Several limitations concern the adopted measures. First, while the internal consistency of supportive peer relationships at Level 2 was adequate, it was only marginally acceptable at the individual level. To account for measurement error, latent measurement models could, for example, be specified at the individual level in future studies. Second, the measure of perceived multicultural education, which was based on a single-item indicator, poses another limitation (e.g., Loo, 2002). Reliability estimates of class-average ratings [i.e., ICC(2)] furthermore remained clearly below the recommended threshold. Besides these psychometric limitations, conceptually broader indicators should be applied in future studies. Apart from addressing cultural topics, educational strategies that foster students’ critical thinking or discuss discrimination and racism could be included as well (for an overview see Verkuyten & Thijs, 2013). Third, negative attitudes toward immigrants were assessed with an explicit measure and might therefore underlie a certain bias due to students’ external or internal motivation to respond without prejudice (Plant & Devine, 1998). Although similar indicators were used in previous studies (e.g., Miklikowska et al., 2021), more research comparing explicit and implicit measures of intergroup attitudes among adolescents is needed to gain a thorough understanding of processes causing and maintaining negative attitudes toward immigrants (see, for example, Ewoldsen, 2020).

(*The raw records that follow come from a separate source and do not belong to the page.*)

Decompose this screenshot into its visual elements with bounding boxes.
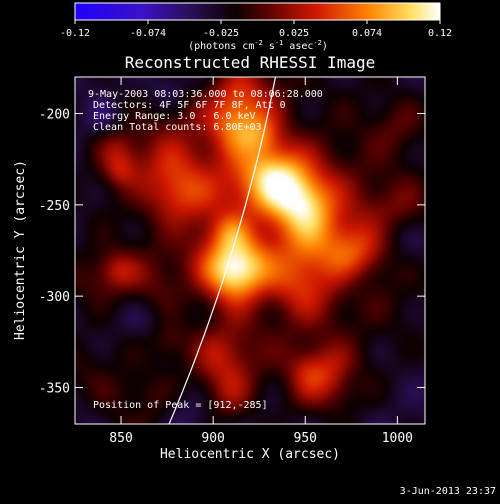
chart-title: Reconstructed RHESSI Image — [125, 53, 375, 72]
plot-frame — [74, 76, 426, 425]
colorbar-tick-label: -0.12 — [60, 28, 90, 39]
x-axis-label: Heliocentric X (arcsec) — [160, 447, 340, 462]
y-tick-label: -300 — [39, 290, 70, 305]
colorbar-tick-label: 0.025 — [279, 28, 309, 39]
colorbar-units: (photons cm-2 s-1 asec-2) — [188, 39, 328, 52]
x-tick-label: 900 — [201, 431, 224, 446]
annotation-line: Energy Range: 3.0 - 6.0 keV — [93, 111, 256, 122]
annotation-line: Detectors: 4F 5F 6F 7F 8F, Att 0 — [93, 100, 286, 111]
x-tick-label: 950 — [294, 431, 317, 446]
annotation-block: 9-May-2003 08:03:36.000 to 08:06:28.000D… — [88, 89, 323, 133]
annotation-line: 9-May-2003 08:03:36.000 to 08:06:28.000 — [88, 89, 323, 100]
colorbar-tick-label: -0.025 — [203, 28, 239, 39]
y-tick-label: -250 — [39, 199, 70, 214]
colorbar — [74, 2, 441, 21]
y-axis-label: Heliocentric Y (arcsec) — [13, 160, 28, 340]
y-tick-label: -200 — [39, 108, 70, 123]
colorbar-tick-label: -0.074 — [130, 28, 166, 39]
x-tick-label: 850 — [109, 431, 132, 446]
footer-timestamp: 3-Jun-2013 23:37 — [400, 486, 496, 497]
solar-limb — [168, 77, 276, 424]
annotation-line: Clean Total counts: 6.80E+03 — [93, 122, 262, 133]
colorbar-tick-label: 0.074 — [352, 28, 382, 39]
y-axis: -200 -250 -300 -350 — [39, 108, 425, 396]
colorbar-tick-label: 0.12 — [428, 28, 452, 39]
y-tick-label: -350 — [39, 381, 70, 396]
x-tick-label: 1000 — [382, 431, 413, 446]
peak-position-label: Position of Peak = [912,-285] — [93, 400, 268, 411]
colorbar-ticks: -0.12 -0.074 -0.025 0.025 0.074 0.12 — [60, 20, 452, 39]
heatmap-image — [75, 77, 425, 424]
x-axis: 850 900 950 1000 — [109, 77, 413, 446]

Finally, several characteristics of the data set need to be pointed out: The study was conducted in the federal state of Thuringia in Germany, which is culturally a rather homogenous region (with currently approx. 7% of the population being of immigrant descent). Although this shows that school experiences matter for adolescents’ intergroup attitudes even in the absence of cultural diversity, research from other regions is needed to test for the generalizability of these findings. Another limitation relates to the year of data collection, which dates back to 2003–2005. Although the considered region in Germany is still characterized by low levels of cultural diversity, immigration has increased in recent years. While a general trend toward more tolerant attitudes toward diversity could be observed over the past decades, political polarization rose at the same time (Follmer et al., 2018). Voices critical of immigration, for example, became distinctively louder in the aftermath of swiftly increased numbers of refugees across Europe in 2015 and, concurrently, right-wing populist parties experienced a significant rise in support (Steinmayr, 2021). To better understand such macrocontextual processes, it would be interesting for future studies to account for the potential workings of societal processes, such as the salience of migration-related issues, and its impact on youth’s attitudes toward immigrants.

Conclusion

Just as societies become increasingly diverse, strategies aimed at fostering positive intergroup attitudes are needed. This also applies to regions characterized by low levels of cultural diversity and thus limited opportunities for cross-cultural contact. Adolescence is a sensitive period for the development of intergroup attitudes. This development is shaped by experiences in proximal socialization contexts, such as schools. The findings of the present study show that school experiences, such as a democratic classroom climate or supportive relations to classmates, can help reduce the risk of prejudice development. At the same time, they also point at the necessity of accounting for the multilevel nature of the school context and individual student characteristics, such as age. By providing opportunities to learn about social interaction and democratic processes these findings emphasize, once again, that schools matter in youth’s socio-political development.